Siempre he considerado que la bandera mexicana debería incluir azul y me place que este tinte domine en el corto número de mis posesiones. Admito que por eso, son más que claros cuales son mis ideales y cuál es el partido de mis amores.
A decir verdad, he hecho ingentes esfuerzos por verme incluyente, por adoptar una actitud políticamente tolerante, pero ha sido en vano. Percatarme como los rojos depredan, como mienten, prometen en vano, manipulan, se aprovechan del prójimo, como gobiernan repletos de rencores, como perjuran, saquean, como encumbran personajes ineptos e incapaces a posiciones que rebasan en exceso sus potencialidades y alardean los dos centímetros de poder que la suerte puso a su alcance, contribuye a mantener una escalada constante de repulsa en lo más hondo de mi alma. Lamentable es verlos llegar a cargos desharrapados y muertos de hambre y engordar a base de saciarse del erario.
Admito que en contraposición he encontrado generosidad y grandeza en los azules, verdadera estatura moral y espíritu cristiano. Vocación de trabajo por México y respeto a los cauces legales establecidos, situación realmente inusitada en nuestro medio.
Confieso que eso mismo me hace regocijarme de salir de la égida de la actual administración estatal, obstinada a toda costa en teñir de rojo cuanto se mire en posibilidad de hacerlo, pese al evidente mal gusto que esto implica.

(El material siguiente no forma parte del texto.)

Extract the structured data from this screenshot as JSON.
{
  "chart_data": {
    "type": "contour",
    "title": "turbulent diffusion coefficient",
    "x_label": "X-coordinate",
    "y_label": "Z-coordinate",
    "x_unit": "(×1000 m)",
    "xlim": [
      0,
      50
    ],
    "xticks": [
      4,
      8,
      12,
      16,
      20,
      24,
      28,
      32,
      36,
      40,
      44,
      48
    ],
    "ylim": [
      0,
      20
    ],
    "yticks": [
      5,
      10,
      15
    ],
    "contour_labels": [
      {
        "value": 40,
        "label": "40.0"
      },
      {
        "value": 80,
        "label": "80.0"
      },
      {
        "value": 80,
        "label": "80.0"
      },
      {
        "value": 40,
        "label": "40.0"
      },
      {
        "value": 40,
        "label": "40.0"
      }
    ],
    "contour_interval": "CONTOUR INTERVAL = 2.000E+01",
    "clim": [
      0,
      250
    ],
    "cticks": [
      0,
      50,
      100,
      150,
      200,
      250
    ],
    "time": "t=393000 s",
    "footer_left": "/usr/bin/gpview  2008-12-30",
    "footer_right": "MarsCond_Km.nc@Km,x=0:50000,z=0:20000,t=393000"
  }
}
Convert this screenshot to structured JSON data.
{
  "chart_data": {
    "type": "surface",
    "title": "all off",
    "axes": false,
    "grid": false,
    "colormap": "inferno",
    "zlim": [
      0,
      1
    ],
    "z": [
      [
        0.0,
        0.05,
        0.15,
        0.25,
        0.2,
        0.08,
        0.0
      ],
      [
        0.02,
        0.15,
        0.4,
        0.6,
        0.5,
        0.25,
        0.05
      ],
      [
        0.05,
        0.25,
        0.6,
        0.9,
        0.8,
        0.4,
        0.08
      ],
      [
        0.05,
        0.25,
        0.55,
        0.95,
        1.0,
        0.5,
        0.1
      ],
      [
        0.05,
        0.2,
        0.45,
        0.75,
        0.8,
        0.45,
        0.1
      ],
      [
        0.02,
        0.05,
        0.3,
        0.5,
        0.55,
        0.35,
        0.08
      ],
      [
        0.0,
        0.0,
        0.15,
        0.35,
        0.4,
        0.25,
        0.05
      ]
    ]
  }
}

Declaro que me congratulo de dejar de formar entre una pandilla de incompetentes y pagados de sí mismos, incapaces de exhibir talento y aptos únicamente para exhibir sus vicios y complejos.
Confieso que detesto el rojo y que amo el azul, por sobre todas las cosas y con todas las fuerzas de mi alma y declaro que recurriré a todos los medios a mi alcance para impedir que fructifique y se consolide el proyecto de la imposición y el continuismo, la visión más antidemocrática y autoritaria que puede existir.
Declaro en fin, que nada debo a los rojos y que no estuve, estoy ni estaré ligado por vínculos de lealtad y gratitud a gente que por espacio de casi tres años se cebó en el poder y se dedicó a marginar, excluir y reprimir a muchos, entre ellos a mí.
Confieso que detesto el rojo y que tengo puestas todas mis esperanzas y mi fe en el azul y que contribuiré en la modesta medida de mis fuerzas a posibilitar su triunfo.
Para concluir una reflexión dedicada a quienes hoy juegan a ser dioses: los puestos públicos son prestados, recuérdenlo. Su tiempo se agota. Volverán tarde o temprano a arrastrarse por el polvo en que lo hacían cual serpientes o peor, cual gusanos reptando por el fango y se lo merecerán, porque Yucatán y Mérida son dignos de mejor suerte. Confieso que detesto el rojo, disfruten el gozo que les queda, porque a ustedes su administración les tardará aun un par de años, pero a mí la dignidad me durará toda la vida.